Your motivation is your business, and mine is helping you make some damn good dessert. To that end, I asked a few professional plant-based bakers for their best tips for making amazing cookies that also happen to be vegan.
1. Choose a butter substitute with enough fat.
Butter is responsible for crispy edges and chewy middles, so if that’s the kind of plant-based cookie you’re going for, choose a dairy-free alternative that’s equally as high in fat, Auzerais Bellamy, a Michelin-starred pastry chef and the founder of mail-order blondie bakery Blondery, tells SELF. “I look for butter alternatives that have a low water content. The more fat the better!” she says. Traditional butter has about 11 grams of fat per one-tablespoon serving, so you’ll want to choose alternatives with a similar amount. Bellamy’s favorite? Earth Balance Vegan Buttery Sticks. They have a classic buttery flavor and help create nice and crisp cookie edges, she says. Another 1:1 substitute for dairy butter that tastes and performs like the real deal, according to me and a bunch of plant-based baking bloggers, is Miyoko’s European Style Cultured Vegan Butter. (I also highly recommend it for ultraflaky plant-based pie crusts!)
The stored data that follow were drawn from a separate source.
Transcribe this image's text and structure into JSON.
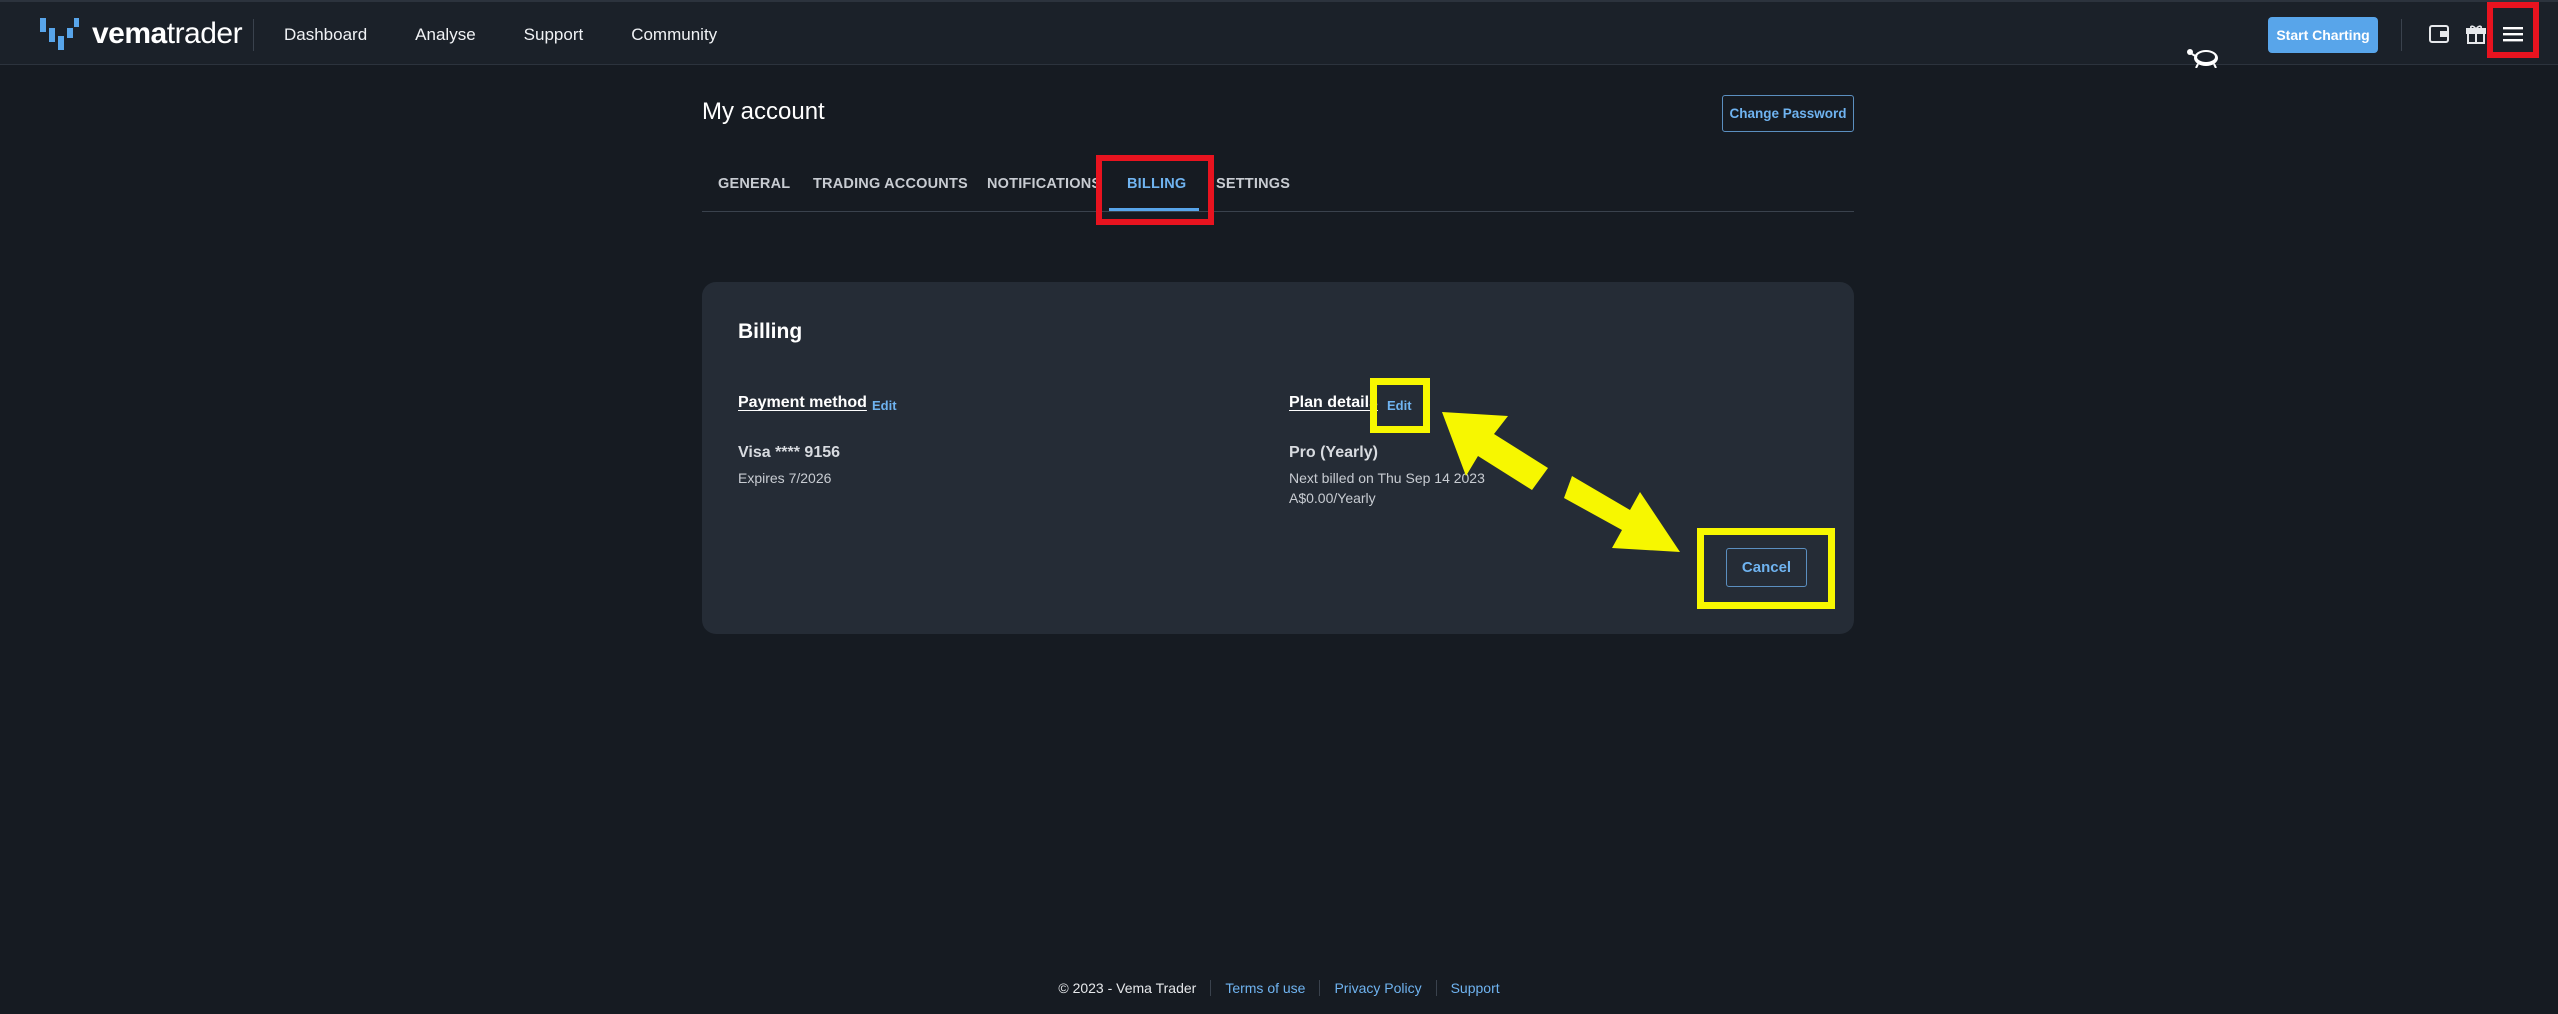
{
  "brand": {
    "name_bold": "vema",
    "name_light": "trader"
  },
  "nav": {
    "links": [
      "Dashboard",
      "Analyse",
      "Support",
      "Community"
    ],
    "start_button": "Start Charting"
  },
  "page": {
    "title": "My account",
    "change_password": "Change Password"
  },
  "tabs": [
    "GENERAL",
    "TRADING ACCOUNTS",
    "NOTIFICATIONS",
    "BILLING",
    "SETTINGS"
  ],
  "active_tab": "BILLING",
  "billing": {
    "title": "Billing",
    "payment": {
      "heading": "Payment method",
      "edit": "Edit",
      "card": "Visa **** 9156",
      "expires": "Expires 7/2026"
    },
    "plan": {
      "heading": "Plan details",
      "edit": "Edit",
      "name": "Pro (Yearly)",
      "next_billed": "Next billed on Thu Sep 14 2023",
      "price": "A$0.00/Yearly"
    },
    "cancel": "Cancel"
  },
  "footer": {
    "copyright": "© 2023 - Vema Trader",
    "links": [
      "Terms of use",
      "Privacy Policy",
      "Support"
    ]
  },
  "colors": {
    "accent": "#58a5ea",
    "annotation_red": "#e8131f",
    "annotation_yellow": "#f7f700"
  }
}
2. Use coconut cream or milk in place of heavy cream or condensed milk.
Again, this is all about the fat. It’s reasonable to assume that nondairy milk would make a suitable substitute for the heavy cream in, say, fudgy double-chocolate cookies, or for the sweetened condensed milk in magic cookies bars, but a lot of milk alternatives at the grocery store (almond, soy, etc.) are mostly water, so they can’t create the same rich results. But coconut cream or full-fat coconut milk can! “Fat adds flavor and texture no matter where it’s coming from—plants or animals,” as Bellamy puts it. Just make sure you mix your coconut milk or cream really well before using it, since the fat separates from the liquid in the can.
3. Don’t count soy milk out, though.
If you’re looking to replace regular ol’ milk in a cookie recipe, soy milk might be your best bet. “After recipe testing with just about every plant-based milk out there, I’ve found that unsweetened plain soy milk is the most reliable for cookies, and also cakes and muffins,” Toni Okamoto, founder of popular food blog Plant-Based on a Budget and author of the upcoming cookbook Plant-Based on a Budget Quick & Easy, tells SELF. “Its high protein content allows for great structure (so your cookie doesn’t fall apart!) and a chewy texture. It also has a neutral taste that doesn’t overpower baked goods.”
4. When it comes to “flax eggs,” use a tiny bit less water.
If you’re new to the plant-based baking world’s beloved “flax egg,” it might sound like a strange (gross, even) swap, but I can attest that a mixture made of flaxmeal (ground flaxseed) and water is, indeed, a reliable replacement for a chicken egg in most cookie recipes. If you google how to make one, you’ll most often see a ratio of three tablespoons of water for every tablespoon of flaxmeal. (You just stir the flax and water together and let it sit for about 10 to 15 minutes to thicken to an egg-like consistency.) However, Okamoto says—and I agree—that by cutting the water down to two and a half tablespoons for every tablespoon of ground flaxseed, you get a thicker, goopier result. “It gels better than using three tablespoons of water, so it does a better job of binding the rest of the ingredients together,” she says.